Event organizers say they only ever planned to hear from leaders from Israel, Germany and the four wartime Allied powers: the United States, the United Kingdom, France and Russia. Plenty of other world leaders asked to make an address but were also turned down, Israeli officials add.

That Russian President Vladimir Putin gets to speak, and Duda does not, just adds salt to the Polish leader's wounds, as the two men are locked in an angry spat over responsibility for the start of the Second World War. Duda has accused Putin of re-writing history by downplaying the full significance of the 1939 Nazi-Soviet pact, which included an agreement over the division of Poland.

For his part, Putin has said anti-Semitism in Poland has been overlooked as a cause of the war.

The other world leader whose absence will be felt is Donald Trump. On paper, this would be an easy win for the US President. At a time of growing concerns of anti-Semitism in the United States and beyond, Trump could headline the world's most prominent conference on the issue.

Trump has only been here once as a world leader (he visited in May 2017), and this would be the perfect chance to boost his already burnished pro-Israel credentials in an election year.

All of which makes his absence that much more puzzling. Instead, the US administration's representative at the conference will be Vice President Mike Pence. Certainly, Pence is no one to discount, but for Israel — and for Netanyahu — Trump is the real star.

Sharing top billing with the Pence, at least from Israel's point of view, will be Putin.
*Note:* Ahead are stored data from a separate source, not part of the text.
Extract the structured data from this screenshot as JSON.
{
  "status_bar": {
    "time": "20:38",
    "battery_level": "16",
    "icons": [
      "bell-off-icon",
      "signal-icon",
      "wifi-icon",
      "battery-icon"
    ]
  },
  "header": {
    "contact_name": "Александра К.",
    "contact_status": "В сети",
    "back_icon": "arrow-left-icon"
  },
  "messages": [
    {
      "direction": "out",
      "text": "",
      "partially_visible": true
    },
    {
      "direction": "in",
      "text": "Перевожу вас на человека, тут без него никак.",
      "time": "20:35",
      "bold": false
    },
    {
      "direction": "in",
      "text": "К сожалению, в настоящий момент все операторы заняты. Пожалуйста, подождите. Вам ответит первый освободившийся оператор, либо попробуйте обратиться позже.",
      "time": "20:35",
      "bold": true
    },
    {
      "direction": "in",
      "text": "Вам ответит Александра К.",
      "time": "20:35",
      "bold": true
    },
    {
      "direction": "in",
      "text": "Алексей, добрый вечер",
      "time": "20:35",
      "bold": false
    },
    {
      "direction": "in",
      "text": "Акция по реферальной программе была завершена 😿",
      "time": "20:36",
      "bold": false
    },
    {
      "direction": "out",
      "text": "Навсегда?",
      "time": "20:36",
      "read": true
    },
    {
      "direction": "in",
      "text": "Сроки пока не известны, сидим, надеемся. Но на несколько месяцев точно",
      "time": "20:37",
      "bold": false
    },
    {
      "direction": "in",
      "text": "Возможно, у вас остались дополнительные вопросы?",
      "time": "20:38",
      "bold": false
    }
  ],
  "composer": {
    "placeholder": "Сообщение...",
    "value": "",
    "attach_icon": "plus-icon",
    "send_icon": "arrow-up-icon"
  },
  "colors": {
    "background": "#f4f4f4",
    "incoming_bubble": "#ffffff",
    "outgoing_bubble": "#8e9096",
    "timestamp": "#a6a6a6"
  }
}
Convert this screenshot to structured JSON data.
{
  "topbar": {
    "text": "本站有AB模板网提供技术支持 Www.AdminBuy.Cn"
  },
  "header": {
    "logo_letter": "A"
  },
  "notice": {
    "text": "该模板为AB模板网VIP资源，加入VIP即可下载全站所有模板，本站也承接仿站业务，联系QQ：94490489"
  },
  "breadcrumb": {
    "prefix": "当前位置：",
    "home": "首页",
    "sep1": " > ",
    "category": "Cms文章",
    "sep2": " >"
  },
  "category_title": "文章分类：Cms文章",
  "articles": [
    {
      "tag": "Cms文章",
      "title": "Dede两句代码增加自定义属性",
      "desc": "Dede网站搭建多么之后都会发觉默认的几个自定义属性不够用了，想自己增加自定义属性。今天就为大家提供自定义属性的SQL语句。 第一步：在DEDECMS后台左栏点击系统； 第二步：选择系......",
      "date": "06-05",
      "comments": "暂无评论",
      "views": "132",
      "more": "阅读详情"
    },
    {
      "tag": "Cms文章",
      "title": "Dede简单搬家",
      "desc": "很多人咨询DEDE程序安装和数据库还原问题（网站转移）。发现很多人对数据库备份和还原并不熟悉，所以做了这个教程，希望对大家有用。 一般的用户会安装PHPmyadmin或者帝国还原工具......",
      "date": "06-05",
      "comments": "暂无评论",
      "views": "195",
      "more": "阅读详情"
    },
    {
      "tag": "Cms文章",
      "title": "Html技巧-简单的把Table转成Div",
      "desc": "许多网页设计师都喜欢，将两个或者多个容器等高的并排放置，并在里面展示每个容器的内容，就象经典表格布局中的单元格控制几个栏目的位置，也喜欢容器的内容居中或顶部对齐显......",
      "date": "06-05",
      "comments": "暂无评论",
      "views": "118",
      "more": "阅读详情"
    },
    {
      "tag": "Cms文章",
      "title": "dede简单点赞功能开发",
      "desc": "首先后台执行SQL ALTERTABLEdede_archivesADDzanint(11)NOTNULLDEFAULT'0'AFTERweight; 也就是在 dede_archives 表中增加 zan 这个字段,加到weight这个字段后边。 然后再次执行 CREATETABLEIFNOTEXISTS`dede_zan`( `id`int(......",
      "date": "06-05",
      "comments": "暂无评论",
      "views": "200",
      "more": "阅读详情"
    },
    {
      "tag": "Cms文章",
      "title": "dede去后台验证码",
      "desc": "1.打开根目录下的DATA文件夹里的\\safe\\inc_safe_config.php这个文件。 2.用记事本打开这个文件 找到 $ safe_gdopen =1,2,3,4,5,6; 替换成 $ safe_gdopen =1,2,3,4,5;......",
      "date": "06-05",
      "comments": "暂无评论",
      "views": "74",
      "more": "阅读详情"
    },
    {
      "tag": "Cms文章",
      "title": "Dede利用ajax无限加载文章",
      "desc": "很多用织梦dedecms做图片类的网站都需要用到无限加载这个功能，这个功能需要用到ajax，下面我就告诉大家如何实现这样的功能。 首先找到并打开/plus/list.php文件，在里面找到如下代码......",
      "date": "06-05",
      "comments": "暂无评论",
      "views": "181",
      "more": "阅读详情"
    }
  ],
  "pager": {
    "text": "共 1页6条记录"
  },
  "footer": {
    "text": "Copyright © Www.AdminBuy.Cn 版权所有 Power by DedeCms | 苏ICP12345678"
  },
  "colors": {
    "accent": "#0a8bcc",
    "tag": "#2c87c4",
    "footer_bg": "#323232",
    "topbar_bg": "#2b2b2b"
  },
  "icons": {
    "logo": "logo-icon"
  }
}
Alongside Netanyahu, the Russian leader will unveil a monument to the 800,000 victims of the siege of Leningrad. The two men will also hold an important bilateral, with Iran's presence in Syria likely to top the agenda, as it usually does when these two meet. This meeting, though, will be the first since the US killing of top Iranian commander Qassem Soleimani. Netanyahu will likely choose his language carefully, given the close relations between Moscow and Tehran.